Ce décalage entre « l’humeur » anti-européenne et l’amélioration de l’activité résulte bien sûr de nombreux facteurs. Sur le plan économique nous en voyons au moins deux très importants :
– La montée des populismes correspond en général à la montée du chômage de masse et de longue durée dans les pays concernés. En France, la campagne électorale se cristallise autour de l’euro comme cause des maux persistants du pays, notamment son taux de chômage élevé et la perte de nombreuses industries. Le choc de la crise des réfugiés à l’automne 2015 a exacerbé les tensions en pays membres du pacte de Visgrad1 et leur voisin allemand entre autres, accusé d’avoir pris une décision unilatérale.
– Parallèlement, subsistent de fortes différences entre les pays dont la dette continue de croître et frôle voire dépasse le seuil des 100% du PIB (Italie, Espagne, France) et ceux dont la dette se réduit nettement à commencer par l’Allemagne (voir les graphiques ci-dessous).


1 Pologne, République Tchèque, Hongrie, Slovaquie


 

Ainsi, il semble bien qu’après l’Allemagne des années 90, ce soit désormais la France mais aussi l’Italie qui
soient devenues, « l’homme malade de l’Europe ». Le débat politique français à la veille de la présidentielle
s’est d’ailleurs centré sur les questions de réformes économiques d’ampleur, avec une nette division entre les
partisans d’une baisse de la dépense publique et un assouplissement du marché du travail et les défenseurs
d’une dévaluation de la monnaie par la reprise d’autonomie de la politique monétaire et accompagnée d’une
politique budgétaire de relance plus ou moins massive pour soutenir l’activité et la réindustrialisation.
Suivant le verdict des urnes, la France pourrait donc être le prochain grand pays à engager d’importantes
réformes de fond, visant à réduire sa dette et son taux de chômage structurel (estimé à près de 9%).
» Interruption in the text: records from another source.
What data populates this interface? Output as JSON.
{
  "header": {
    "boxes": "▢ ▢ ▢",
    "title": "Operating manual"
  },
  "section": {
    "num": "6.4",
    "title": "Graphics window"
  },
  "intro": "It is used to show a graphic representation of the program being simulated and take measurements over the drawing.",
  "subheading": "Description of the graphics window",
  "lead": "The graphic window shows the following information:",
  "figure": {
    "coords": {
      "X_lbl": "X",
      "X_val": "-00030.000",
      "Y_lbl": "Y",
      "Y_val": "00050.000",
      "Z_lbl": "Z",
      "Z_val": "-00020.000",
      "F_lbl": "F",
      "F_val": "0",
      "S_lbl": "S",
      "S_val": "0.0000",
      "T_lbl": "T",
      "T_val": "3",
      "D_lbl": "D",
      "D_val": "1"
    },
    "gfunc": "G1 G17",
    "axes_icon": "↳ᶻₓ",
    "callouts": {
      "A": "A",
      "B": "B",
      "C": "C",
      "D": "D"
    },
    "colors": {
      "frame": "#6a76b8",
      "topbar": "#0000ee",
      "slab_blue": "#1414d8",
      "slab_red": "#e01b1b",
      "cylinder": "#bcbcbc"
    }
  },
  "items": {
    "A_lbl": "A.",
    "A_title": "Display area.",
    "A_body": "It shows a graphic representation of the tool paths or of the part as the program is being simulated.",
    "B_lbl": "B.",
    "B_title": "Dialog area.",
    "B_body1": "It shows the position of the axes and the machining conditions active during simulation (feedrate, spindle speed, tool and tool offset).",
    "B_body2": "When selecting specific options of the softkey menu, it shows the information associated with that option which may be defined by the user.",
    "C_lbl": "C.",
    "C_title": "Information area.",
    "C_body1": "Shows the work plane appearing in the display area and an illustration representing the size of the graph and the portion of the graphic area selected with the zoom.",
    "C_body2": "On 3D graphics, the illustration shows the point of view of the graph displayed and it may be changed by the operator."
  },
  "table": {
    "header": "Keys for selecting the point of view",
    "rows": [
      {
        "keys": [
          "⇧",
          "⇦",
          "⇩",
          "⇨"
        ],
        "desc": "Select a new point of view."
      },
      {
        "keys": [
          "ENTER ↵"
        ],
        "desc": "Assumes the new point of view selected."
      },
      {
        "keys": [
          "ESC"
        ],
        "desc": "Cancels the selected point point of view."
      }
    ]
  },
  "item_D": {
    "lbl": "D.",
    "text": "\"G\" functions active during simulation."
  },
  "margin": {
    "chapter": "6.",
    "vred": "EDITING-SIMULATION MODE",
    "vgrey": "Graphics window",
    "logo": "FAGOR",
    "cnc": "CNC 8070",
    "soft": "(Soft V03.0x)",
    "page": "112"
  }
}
Après le
Royaume Uni et l’Irlande des années 80, la Suède des années 90 et l’Allemagne des années 2000, le
gouvernement sortant a entamé un processus de réforme allant dans ce sens, mais qui a rencontré
d’importantes oppositions internes, donnant lieu – comme en Allemagne – à une rupture marquée au sein de
la gauche.
Il n’en reste pas moins que le processus de réforme dont il est question est assez douloureux dans sa mise
en oeuvre et ne porte ses fruits qu’au bout de quelques années, parfois au-delà d’un cycle électoral.
Il est clair que l’appartenance à une zone économique intégrée comme l’Union Européenne et à fortiori la
zone euro, parce qu’elle s’accompagne d’une forte imbrication des échanges commerciaux, comme de
capitaux, imprime aux pays membres des contraintes de convergence en matière de politique économique
assez marquée. C’est le sens de ces mouvements, c’était l’intention de ses fondateurs.